Austrian physicist who shared the 1933 Nobel for the wave equation that bears his name and the famous cat thought-experiment. Closely associated with Werner Heisenberg (matrix-mechanics rival who reached the same physics by different math) and Albert Einstein (his pen-pal on quantum interpretation). For an intellectual contrast, see Niels Bohr, Danish physicist and architect of the Copenhagen interpretation — Schrödinger's cat thought-experiment was specifically designed to ridicule Bohr's 'observer-dependent reality' reading of quantum mechanics — Schrödinger thought the Copenhagen interpretation was absurd; the cat was meant as reductio ad absurdum.
Found in 1 providers: grok
1 source checked
Reality overflows with mysteries waiting to be understood, and human beings carry an active responsibility to investigate rather than passively accept. Wonder is not merely aesthetic appreciation but a call to action — to probe, question, and seek understanding of how things actually work beneath surface appearances.

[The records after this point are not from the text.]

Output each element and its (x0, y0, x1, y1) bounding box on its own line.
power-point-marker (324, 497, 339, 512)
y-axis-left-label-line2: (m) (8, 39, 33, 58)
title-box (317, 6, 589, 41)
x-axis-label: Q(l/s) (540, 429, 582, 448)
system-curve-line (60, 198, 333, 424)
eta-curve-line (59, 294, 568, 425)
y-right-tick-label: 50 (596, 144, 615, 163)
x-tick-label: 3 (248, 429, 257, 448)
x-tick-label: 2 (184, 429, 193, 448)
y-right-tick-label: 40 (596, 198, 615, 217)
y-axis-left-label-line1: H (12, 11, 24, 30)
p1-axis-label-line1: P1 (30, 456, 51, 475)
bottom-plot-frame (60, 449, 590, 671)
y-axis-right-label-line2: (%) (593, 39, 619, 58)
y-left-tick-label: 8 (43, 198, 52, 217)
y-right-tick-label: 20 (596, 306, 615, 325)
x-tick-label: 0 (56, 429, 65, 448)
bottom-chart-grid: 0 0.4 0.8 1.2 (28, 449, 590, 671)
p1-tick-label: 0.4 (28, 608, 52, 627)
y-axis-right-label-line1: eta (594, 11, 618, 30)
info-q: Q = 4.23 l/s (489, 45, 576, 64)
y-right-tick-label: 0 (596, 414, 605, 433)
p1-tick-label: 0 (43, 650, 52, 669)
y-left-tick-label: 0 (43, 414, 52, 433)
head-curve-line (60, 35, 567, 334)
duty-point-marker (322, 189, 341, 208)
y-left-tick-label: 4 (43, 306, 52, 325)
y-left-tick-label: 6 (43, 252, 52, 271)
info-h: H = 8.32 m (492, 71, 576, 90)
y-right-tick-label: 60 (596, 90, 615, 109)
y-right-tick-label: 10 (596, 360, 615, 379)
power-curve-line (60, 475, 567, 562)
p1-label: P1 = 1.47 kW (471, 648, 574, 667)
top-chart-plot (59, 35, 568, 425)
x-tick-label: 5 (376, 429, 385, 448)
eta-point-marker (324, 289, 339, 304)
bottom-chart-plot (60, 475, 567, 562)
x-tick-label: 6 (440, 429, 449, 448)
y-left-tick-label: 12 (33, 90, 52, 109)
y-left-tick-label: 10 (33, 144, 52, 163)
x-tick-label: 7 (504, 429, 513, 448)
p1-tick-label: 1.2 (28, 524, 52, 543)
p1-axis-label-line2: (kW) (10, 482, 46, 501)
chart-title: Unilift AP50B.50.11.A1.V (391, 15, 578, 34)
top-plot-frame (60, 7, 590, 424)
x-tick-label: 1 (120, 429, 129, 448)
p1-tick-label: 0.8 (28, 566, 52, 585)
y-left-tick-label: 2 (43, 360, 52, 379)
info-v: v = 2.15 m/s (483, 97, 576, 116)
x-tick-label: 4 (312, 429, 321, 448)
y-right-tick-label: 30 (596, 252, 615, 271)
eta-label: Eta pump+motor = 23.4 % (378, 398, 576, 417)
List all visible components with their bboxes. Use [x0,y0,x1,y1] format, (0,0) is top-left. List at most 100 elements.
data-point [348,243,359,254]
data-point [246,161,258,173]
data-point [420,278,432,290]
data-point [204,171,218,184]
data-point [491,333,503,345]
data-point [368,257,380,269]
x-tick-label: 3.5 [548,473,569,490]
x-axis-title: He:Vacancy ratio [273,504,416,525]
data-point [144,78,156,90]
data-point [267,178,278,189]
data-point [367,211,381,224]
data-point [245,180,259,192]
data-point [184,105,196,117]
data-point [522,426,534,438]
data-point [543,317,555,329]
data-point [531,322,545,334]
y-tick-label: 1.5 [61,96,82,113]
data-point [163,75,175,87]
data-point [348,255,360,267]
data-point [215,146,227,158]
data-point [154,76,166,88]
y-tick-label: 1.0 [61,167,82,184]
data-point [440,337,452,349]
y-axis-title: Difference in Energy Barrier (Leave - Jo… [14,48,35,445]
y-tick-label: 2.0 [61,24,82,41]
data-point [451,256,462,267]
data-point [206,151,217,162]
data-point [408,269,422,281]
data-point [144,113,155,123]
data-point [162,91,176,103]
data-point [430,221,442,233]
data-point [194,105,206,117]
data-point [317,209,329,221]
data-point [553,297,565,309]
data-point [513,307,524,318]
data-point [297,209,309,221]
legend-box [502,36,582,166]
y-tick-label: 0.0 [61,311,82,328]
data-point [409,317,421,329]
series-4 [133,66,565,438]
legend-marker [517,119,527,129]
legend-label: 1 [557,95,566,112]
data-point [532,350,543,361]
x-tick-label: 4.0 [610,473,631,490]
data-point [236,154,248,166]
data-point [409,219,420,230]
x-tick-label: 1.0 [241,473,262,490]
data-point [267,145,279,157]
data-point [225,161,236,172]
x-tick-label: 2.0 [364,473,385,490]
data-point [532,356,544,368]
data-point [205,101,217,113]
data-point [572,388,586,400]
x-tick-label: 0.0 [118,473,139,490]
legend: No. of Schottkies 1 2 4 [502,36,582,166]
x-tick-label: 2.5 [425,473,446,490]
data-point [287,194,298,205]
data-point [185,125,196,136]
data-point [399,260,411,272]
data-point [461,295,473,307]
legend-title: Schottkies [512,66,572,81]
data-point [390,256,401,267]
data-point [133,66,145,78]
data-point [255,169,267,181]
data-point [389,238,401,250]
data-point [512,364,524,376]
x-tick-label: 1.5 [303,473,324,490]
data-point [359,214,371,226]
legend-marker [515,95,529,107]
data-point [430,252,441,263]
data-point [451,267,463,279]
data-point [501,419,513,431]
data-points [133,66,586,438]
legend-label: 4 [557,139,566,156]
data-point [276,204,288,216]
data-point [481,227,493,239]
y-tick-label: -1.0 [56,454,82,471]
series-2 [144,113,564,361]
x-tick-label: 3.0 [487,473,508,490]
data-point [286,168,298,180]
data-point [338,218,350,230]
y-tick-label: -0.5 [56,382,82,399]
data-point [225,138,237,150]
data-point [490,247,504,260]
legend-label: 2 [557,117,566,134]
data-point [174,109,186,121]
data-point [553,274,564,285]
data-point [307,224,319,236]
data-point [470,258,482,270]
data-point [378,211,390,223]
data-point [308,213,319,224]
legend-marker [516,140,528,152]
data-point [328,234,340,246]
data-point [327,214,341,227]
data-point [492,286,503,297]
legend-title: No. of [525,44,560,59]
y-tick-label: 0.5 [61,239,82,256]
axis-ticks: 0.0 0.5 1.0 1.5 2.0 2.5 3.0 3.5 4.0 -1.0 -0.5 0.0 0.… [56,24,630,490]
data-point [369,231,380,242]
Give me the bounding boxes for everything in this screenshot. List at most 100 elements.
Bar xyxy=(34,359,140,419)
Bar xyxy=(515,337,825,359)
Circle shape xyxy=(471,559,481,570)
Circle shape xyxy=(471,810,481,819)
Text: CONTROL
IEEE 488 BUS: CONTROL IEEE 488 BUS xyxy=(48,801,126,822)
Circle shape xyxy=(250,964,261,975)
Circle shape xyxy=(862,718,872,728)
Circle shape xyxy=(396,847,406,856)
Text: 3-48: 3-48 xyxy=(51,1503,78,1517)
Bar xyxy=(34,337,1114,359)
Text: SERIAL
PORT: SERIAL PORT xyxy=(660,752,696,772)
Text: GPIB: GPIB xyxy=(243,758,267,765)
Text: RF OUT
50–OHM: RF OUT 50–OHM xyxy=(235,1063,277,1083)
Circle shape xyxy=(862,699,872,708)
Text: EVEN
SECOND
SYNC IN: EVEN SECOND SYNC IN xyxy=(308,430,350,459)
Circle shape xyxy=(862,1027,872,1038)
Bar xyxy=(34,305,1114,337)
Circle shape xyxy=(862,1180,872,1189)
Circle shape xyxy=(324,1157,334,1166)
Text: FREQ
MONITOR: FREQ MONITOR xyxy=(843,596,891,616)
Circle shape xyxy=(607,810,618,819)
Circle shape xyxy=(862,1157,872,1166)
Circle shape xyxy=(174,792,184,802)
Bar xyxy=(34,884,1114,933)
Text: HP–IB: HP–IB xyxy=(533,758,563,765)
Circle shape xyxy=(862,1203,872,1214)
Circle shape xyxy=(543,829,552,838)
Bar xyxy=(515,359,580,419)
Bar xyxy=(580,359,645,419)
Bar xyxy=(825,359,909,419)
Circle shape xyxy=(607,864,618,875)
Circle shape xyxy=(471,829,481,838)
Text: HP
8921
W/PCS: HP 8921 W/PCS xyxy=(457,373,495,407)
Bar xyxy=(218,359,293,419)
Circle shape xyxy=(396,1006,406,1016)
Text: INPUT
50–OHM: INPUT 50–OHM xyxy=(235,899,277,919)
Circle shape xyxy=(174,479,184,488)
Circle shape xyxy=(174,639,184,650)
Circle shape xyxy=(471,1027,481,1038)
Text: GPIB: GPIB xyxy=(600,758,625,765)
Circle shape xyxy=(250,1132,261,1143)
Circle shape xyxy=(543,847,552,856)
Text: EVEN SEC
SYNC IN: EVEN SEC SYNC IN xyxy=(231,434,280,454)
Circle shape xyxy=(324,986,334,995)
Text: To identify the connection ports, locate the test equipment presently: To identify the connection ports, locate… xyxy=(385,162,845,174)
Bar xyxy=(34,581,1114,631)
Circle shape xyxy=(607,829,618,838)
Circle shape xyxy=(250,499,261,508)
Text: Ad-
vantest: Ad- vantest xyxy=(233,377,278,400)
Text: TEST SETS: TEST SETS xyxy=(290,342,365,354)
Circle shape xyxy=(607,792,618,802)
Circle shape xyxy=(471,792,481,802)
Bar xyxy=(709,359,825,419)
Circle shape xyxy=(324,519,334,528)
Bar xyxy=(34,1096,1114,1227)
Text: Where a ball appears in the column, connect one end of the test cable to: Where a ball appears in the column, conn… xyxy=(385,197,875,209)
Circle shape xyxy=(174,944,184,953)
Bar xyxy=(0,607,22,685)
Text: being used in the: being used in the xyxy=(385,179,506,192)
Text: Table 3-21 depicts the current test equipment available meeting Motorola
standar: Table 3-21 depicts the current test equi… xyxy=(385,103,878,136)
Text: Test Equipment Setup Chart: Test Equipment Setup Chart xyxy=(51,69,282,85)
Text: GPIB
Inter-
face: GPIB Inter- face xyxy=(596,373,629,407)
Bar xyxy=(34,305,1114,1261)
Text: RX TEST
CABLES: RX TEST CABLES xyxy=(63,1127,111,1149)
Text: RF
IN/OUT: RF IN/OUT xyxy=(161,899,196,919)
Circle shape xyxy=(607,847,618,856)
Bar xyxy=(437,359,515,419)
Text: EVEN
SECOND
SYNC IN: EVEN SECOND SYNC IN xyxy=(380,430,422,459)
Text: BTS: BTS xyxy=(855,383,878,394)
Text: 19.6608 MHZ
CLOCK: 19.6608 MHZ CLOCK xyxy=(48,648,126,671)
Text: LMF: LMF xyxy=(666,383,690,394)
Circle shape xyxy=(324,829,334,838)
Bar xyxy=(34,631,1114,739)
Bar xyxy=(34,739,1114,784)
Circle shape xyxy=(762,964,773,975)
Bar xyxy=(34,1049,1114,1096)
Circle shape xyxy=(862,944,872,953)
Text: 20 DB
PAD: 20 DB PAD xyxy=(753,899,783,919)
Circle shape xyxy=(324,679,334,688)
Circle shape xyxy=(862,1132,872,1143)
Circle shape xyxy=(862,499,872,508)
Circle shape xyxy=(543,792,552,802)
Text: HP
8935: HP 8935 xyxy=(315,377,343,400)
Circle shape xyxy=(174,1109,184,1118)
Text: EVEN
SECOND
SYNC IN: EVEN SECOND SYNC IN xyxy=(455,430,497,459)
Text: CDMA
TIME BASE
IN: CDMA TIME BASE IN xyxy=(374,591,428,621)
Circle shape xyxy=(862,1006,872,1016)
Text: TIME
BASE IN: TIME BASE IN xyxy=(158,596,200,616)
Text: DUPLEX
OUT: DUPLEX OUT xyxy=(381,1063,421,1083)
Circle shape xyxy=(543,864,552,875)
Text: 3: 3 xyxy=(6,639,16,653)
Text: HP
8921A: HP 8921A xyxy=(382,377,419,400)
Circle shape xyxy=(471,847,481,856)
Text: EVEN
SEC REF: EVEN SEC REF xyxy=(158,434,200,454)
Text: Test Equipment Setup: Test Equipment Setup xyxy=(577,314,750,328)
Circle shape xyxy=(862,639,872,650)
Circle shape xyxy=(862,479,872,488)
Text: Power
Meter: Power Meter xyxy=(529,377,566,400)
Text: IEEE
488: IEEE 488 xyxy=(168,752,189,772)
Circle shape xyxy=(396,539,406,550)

Schrödinger spent his career dismantling comfortable assumptions about physical reality. His wave equation revealed particles as probabilistic waves, not definite objects. His famous cat paradox was itself an act of exploration — using absurdity to expose quantum measurement's unresolved strangeness. He wrote 'What is Life?' crossing into biology, embodying cross-disciplinary intellectual restlessness.
Schrödinger worked through quantum mechanics' revolutionary 1920s–1930s emergence, when physics shattered classical certainties. Einstein's relativity had already upended space and time. Heisenberg's uncertainty principle challenged determinism itself. Scientists were confronting a universe fundamentally stranger than Newton imagined, making the imperative to keep exploring — rather than retreat to dogma — urgently relevant.
AI-generated insights based on extensive research and information for context. Factual errors? Email [email protected].